Dr Antoine Rogers is the Co-Director of Evidence to Exist Research Group. His main areas of expertise are voluntary sector organisations, sexuality and qualitative research methods. Antoine is a Chicago native; a qualified social worker and a survivor of Chicago’s care system. Antoine’s research leading to his PhD was a comparative analysis of urban voluntary sector organisations in Chicago and Birmingham, UK. Initially Antoine published research related to the impact of state and private funding on voluntary sector organisations. His research also critically reflects on national and local identity and the role of personal experiences as a source of knowledge and understanding.
In recent years Antoine’s research interests include the role in which Lesbian Gay Bisexual and Transgendered (LGBT) organisations play in community development and individual identity formation particularly in the context of a civil society with intersectionality at the core. Antoine leads the Urban Scholars Engagement programme at Brunel University.
An activist, mentor, ‘man-about-town’ and film buff, Marc Thompson has been involved in advocating for social justice for 25 years, with a focus on Black minority and ethnic communities, sexual health and HIV. He is particularly interested in the intersection of race, sexuality and HIV and the impact it has on individuals and society.
Marc has worked with various community based organisations including, GMFA, Big Up, Living Well and Positively UK, where he coordinated their peer mentor programme; training and managing volunteers to provide a range of peer support interventions to people living with HIV. He recently returned to senior leadership at the Terrence Higgins Trust as a Strategic Health Lead.
Marc is also a skilled trainer and public speaker at conferences, corporate events, schools, colleges and universities on race and sexuality, sexual health and living with HIV.
Award-winning busybody, recovering academic and reforming social reformer, Rob is currently leading development at BlackOutUK. Until recently he was a strategic advisor to the BBC on accountability and audience engagement.
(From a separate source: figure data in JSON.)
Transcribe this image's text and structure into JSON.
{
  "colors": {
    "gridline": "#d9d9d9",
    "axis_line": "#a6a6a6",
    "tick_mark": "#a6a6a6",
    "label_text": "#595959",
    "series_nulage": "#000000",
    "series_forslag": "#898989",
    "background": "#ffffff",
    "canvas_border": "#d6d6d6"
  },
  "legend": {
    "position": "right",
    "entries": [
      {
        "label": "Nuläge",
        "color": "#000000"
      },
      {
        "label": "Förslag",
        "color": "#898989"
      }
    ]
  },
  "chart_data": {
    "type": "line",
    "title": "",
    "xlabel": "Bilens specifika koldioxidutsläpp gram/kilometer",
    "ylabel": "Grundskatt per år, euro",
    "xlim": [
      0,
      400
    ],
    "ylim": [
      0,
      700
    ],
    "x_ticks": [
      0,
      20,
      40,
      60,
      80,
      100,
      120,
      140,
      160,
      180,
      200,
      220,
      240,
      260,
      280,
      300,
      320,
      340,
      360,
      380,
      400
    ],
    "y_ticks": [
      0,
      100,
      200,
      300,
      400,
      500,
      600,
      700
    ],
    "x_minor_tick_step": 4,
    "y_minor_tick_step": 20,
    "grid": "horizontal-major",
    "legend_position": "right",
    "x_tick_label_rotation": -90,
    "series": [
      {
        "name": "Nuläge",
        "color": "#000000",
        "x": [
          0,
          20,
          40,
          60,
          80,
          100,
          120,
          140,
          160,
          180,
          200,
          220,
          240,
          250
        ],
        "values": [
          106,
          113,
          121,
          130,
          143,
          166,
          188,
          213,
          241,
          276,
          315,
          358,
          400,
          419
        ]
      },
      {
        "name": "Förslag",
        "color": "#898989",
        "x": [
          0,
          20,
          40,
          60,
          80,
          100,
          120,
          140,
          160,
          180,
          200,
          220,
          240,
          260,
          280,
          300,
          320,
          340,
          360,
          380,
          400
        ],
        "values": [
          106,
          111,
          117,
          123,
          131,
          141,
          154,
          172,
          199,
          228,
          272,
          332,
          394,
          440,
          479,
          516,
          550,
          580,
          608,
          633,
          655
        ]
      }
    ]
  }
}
Impatient with injustice and exasperated by wasted potential, he volunteers on the boards of Baring Foundation, Doc Society, and the Collaborate Foundation, has previously served on the boards of LGBT rights charity Stonewall, the Equality and Diversity Forum, and been Chair of Naz Project (NPL). He was Director of the racial justice think-tank Runnymede Trust 2009-14. Alongside his academic writing on education, social justice and community organizing, a recently appointed Simon Industrial Fellow at the University of Manchester, he has presented and co-produced short form documentaries, lectured across the UK and beyond, and written for The Guardian and The Independent on social justice and movement-building. His current fixation on forms of collaborative ownership, innovations in media technology and their potential for social justice means that he spends a lot of time staring at his phone and calls it ‘research’. Dr Berkeley was awarded an MBE in 2015 for services to equality.